Times of London: “YouTube a shop window for child abuse videos”

Times peds 230Google and Facebook continue to fail at blocking what society considers abusive. It may not be possible to do so without a truly massive team examining videos. Despite the German government threatening $millions/day in fines, government pressure everywhere, advertisers fleeing and thousands hired, the control systems are failing. 

Alexi Mostrous, Head of Investigations at Murdoch’s Times of London, just before yearend reports, “Child predators are using YouTube as a ‘shop window’ to showcase abused children before exchanging explicit footage and images with paedophiles around the world. One Brazilian paedophile posted a dozen videos of young girls to YouTube this month. Most were ten seconds long and showed the children standing silently, licking their lips or dancing. One showed a masked child aged about ten saying: “Hey guys I got new underwear.”

Each video was emblazoned with the paedophile’s email address. When an undercover reporter made contact, the man boasted he had 315 gigabytes of material showing ‘naked’ children.

Another alleged child abuser, calling himself Horny Pastor, was allowed to create a YouTube channel despite having a username that had been flagged to US and Canadian child-abuse authorities. He posted five videos including one called ’12 yr old Nancy twerking in grey outfit.’ In his profile section he invited viewers to swap explicit content on Telegram, the encrypted chat application.”

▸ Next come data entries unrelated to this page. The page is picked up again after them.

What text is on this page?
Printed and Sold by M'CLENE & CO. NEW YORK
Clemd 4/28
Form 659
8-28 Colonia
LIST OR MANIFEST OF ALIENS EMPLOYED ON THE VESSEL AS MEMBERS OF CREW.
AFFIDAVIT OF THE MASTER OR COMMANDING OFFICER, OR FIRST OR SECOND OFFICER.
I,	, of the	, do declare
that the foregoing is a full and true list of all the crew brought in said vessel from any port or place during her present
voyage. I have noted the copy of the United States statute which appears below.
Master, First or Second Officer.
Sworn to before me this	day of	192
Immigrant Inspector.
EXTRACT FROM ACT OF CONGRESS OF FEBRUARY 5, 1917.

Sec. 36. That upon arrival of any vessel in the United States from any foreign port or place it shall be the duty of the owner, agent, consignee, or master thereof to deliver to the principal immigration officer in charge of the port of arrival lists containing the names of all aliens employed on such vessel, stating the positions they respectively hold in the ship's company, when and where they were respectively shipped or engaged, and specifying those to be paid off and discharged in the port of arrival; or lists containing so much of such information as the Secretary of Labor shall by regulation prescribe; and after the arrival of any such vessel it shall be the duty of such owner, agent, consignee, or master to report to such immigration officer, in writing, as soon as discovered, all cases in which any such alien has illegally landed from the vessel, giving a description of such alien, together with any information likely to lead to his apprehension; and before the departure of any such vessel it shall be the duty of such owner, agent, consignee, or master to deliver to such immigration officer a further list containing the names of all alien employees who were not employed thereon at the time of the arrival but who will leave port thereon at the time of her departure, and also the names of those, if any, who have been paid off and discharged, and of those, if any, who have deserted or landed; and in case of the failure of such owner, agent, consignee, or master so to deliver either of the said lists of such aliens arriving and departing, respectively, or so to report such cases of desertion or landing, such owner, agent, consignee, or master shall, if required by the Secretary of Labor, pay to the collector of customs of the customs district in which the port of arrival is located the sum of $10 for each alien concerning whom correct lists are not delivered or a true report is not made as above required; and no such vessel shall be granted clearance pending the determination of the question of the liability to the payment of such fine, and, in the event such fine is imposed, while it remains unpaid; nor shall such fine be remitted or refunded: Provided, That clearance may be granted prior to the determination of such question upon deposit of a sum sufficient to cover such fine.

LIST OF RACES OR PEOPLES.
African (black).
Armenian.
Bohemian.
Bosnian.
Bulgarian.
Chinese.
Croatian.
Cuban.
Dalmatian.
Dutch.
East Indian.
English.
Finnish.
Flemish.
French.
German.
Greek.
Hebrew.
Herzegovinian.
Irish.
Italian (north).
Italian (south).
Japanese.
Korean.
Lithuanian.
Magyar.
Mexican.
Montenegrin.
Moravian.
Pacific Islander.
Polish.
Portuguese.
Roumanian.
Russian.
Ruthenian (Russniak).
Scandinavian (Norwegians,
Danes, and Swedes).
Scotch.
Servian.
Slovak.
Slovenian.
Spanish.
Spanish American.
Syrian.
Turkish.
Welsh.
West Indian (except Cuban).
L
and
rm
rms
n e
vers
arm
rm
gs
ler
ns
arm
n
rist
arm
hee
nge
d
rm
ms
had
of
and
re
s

Mostrous added Youtube “listed the first paedophile’s YouTube page in its ‘recommended channels’ section.” He quotes Adrian Waterman, QC, that if YouTube could be shown to have “done an act which encouraged or assisted the possession or showing of indecent images, that might amount to a criminal offence.” 

Yvette Cooper, chairwoman of the home affairs select committee, writes, “I find it beyond belief that this disgusting and illegal material is still being posted on YouTube. It calls into question Google’s fitness for purpose and capability to keep its platform free from illegal material.”

I believe those expecting a technical fix for problems like this have been disappointed. It appears any even modestly effective algorithm will exclude massive amounts of acceptable material. Google’s recent changes have clobbered respected progressive publications in the U.S.  

Almost inevitably, under threat of large fines or other sanctions, the Googles of the world will over-censor. Without simple, clear rules about what is permitted, any corporation will bend over backward to avoid fines. 

Apolitical religious sermons have been taken down because other actions drew condemnation. A statement like this probably would fall under the rubric of “inciting terrorism” as defined by the German and British government.

“For 100 years, British and American forces have killed tens of thousands, starting with the British conquest of Iraq. The CIA overthrew the Democratic government of Iran in 1953. Hundreds of thousands of Iraqis died, many of starvation and malnutrition, during the American embargo of Iraq, justified by claims of “weapons of mass destruction’ that were never found.’

500,000 Syrians have died in a civil war that would not have occurred without the active support of the Americans and their Saudi allies. Totalitarian regimes, such as Mubarak in Egypt, were supported by  $billions from the Americans. Over a million have suffered from cholera this year in Yemen, due to a blockade by the Saudis supported by a $100B arms deal negotiated directly by Trump’s regime. 

Wedding parties have been bombed, confused with “terrorists.” Drones are killing both targets and bystanders on the flimsiest of evidence, some surely wrong. Discrimination against Muslims in the U.S. is undeniable. In England, it’s so common “Paki-bashing” is now part of the language.” 

All of which is well-supported and true as far as I know. If I added, as I believe, the net result has merely been the replacement of one group of corrupt, violent thugs with another group of corrupt, violent thugs approved by the Americans, as in Afganistan and Iraq, is that supporting terrorism? 

What if I said it is the patriotic duty of all to actively expel the Americans? That’s a reasonable statement clearly supported by the U.S. Constitution. (I don’t know if I agree.)

Google, under threats of $500M in German fines, would probably censor that algorithmically. They be fools to take the risk; Google’s top management are not fools.

There’s no easy answer to censoring clearly illegal content, like child pornography, without also censoring clearly legal speech, like the famous Vietnam photo of a napalmed young girl.